Desde que lançou o álbum A Mulher do Fim do Mundo, em 2015, Elza Soares, de 89 anos, renovou seu público e tem as redes socais como grande aliada. Mas tampouco se apresentou virtualmente. “Tenho recebido muitos convites e negado vários, mas estou a fim de fazer. Estou pensando em fazer um grande live show em julho, quando carimbo meu passaporte (completa 90 anos)”, diz a cantora, que interrompeu a turnê do show Planeta Fome por causa da pandemia.
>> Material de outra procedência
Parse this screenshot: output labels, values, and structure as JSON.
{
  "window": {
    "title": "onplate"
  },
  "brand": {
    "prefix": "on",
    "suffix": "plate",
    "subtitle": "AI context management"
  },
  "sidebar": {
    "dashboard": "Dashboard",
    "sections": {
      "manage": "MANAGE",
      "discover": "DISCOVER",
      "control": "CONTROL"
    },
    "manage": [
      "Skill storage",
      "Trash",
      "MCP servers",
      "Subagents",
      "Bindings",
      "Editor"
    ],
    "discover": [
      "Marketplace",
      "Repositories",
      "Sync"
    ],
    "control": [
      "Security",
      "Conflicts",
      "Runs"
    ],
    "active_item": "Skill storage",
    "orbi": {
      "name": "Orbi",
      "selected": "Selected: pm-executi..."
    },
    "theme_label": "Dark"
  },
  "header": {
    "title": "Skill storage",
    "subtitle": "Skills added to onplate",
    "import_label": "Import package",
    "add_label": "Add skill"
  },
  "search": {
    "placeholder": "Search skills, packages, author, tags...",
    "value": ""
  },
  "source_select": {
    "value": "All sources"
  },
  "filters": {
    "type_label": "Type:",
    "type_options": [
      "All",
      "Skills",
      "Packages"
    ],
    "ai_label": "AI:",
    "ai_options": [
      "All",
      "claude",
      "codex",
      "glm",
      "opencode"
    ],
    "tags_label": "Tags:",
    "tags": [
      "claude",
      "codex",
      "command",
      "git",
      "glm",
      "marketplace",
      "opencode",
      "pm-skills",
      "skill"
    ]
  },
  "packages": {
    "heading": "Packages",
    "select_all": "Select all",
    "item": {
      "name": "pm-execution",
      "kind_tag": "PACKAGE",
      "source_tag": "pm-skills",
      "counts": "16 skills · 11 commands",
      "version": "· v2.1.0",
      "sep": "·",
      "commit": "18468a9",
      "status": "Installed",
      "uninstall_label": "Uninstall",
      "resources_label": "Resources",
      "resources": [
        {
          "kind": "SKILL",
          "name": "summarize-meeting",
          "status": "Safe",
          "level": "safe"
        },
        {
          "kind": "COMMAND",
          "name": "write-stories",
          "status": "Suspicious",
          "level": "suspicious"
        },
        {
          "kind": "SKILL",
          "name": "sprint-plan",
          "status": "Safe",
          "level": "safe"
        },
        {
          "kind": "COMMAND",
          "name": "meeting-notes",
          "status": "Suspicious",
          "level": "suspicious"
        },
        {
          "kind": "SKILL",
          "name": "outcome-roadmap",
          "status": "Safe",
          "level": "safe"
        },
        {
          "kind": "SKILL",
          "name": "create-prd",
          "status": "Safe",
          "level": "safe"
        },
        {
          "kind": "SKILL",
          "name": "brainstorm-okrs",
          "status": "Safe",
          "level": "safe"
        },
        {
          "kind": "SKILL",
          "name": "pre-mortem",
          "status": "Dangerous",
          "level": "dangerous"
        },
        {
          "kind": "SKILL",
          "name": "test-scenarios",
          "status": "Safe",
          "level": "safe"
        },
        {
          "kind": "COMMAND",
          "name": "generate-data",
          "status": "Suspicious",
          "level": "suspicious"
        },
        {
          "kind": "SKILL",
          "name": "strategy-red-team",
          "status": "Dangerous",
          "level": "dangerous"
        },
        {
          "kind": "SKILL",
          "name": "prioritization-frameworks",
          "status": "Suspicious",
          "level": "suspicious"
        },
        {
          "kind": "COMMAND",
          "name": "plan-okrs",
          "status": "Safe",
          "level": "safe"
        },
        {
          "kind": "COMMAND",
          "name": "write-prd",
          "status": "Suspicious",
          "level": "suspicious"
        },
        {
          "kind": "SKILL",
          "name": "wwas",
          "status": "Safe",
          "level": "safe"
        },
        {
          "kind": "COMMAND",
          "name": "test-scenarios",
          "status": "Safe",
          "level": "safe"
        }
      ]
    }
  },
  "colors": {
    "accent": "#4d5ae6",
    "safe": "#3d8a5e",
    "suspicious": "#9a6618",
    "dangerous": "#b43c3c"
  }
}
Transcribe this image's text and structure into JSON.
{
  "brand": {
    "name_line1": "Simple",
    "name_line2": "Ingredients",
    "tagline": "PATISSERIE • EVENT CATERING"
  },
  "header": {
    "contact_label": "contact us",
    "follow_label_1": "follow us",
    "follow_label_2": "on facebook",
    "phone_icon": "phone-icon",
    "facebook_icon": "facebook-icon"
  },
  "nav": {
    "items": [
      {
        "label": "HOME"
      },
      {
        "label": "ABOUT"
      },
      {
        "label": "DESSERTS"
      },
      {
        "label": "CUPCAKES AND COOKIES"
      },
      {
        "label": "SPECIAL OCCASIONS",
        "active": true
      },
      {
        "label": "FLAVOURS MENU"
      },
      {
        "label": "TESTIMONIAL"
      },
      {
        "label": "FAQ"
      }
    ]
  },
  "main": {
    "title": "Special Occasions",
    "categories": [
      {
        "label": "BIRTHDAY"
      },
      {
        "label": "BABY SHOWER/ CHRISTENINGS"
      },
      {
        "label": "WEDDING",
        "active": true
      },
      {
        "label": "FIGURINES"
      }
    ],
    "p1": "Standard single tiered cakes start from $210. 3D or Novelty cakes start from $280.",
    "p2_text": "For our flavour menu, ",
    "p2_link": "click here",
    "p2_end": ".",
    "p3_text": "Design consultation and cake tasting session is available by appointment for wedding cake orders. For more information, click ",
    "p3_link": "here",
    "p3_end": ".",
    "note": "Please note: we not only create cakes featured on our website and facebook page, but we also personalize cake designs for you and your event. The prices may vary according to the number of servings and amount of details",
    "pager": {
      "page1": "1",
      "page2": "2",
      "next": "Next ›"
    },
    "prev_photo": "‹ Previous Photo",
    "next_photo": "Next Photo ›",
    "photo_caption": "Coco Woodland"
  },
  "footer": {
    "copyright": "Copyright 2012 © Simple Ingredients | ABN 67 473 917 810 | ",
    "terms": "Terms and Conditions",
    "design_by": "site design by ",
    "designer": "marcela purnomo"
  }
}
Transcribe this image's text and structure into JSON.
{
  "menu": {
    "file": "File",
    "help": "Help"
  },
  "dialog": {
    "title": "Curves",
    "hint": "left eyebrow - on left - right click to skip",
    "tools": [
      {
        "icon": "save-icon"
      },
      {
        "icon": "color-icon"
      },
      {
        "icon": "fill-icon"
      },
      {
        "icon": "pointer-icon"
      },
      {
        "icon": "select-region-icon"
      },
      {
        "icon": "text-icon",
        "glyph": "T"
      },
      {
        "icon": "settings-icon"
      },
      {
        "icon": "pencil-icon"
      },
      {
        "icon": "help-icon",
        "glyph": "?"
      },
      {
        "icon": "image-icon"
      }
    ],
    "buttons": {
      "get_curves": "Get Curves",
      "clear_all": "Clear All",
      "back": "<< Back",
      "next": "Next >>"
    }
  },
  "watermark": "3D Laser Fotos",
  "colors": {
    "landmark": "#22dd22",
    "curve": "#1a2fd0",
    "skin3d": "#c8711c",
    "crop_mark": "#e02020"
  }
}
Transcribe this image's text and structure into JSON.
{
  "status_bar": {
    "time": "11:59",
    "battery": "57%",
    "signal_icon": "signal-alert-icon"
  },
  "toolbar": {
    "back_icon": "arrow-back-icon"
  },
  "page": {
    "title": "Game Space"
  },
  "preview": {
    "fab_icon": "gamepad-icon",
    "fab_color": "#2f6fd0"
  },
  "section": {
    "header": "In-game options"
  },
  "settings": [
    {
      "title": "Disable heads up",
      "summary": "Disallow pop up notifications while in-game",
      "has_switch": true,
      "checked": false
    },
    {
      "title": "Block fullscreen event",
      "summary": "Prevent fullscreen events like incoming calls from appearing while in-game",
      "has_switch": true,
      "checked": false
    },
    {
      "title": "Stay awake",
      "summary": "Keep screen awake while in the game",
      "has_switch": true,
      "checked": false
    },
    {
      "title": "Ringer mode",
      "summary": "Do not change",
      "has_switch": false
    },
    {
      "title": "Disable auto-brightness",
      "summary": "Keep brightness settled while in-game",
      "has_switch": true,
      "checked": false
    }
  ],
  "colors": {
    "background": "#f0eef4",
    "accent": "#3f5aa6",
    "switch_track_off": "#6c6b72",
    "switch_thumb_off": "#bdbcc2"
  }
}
Na lista dos que ainda não fizeram live, há ainda nomes desde sempre reclusos, como Maria Bethânia – sua assessoria diz que ela não tem planos de se apresentar nas redes sociais, apesar dos pedidos dos fãs –, Chico Buarque e Jorge Benjor; artistas que se comunicam bem com o público virtual, como Gal Costa e Erasmo Carlos; e outros que encontraram diferentes soluções para se fazerem presentes.
Milton Nascimento, por exemplo, tem soltado vídeos cantando alguns de seus sucessos e Gilberto Gil tem reciclado imagens com aulas sobre como tocar suas composições ou gravado mensagens para campanhas de solidariedade às vítimas da covid-19. Já Rita Lee participou recentemente de um bate-papo sobre seu álbum Lança Perfume e gravou um vídeo cantando o hit Saúde.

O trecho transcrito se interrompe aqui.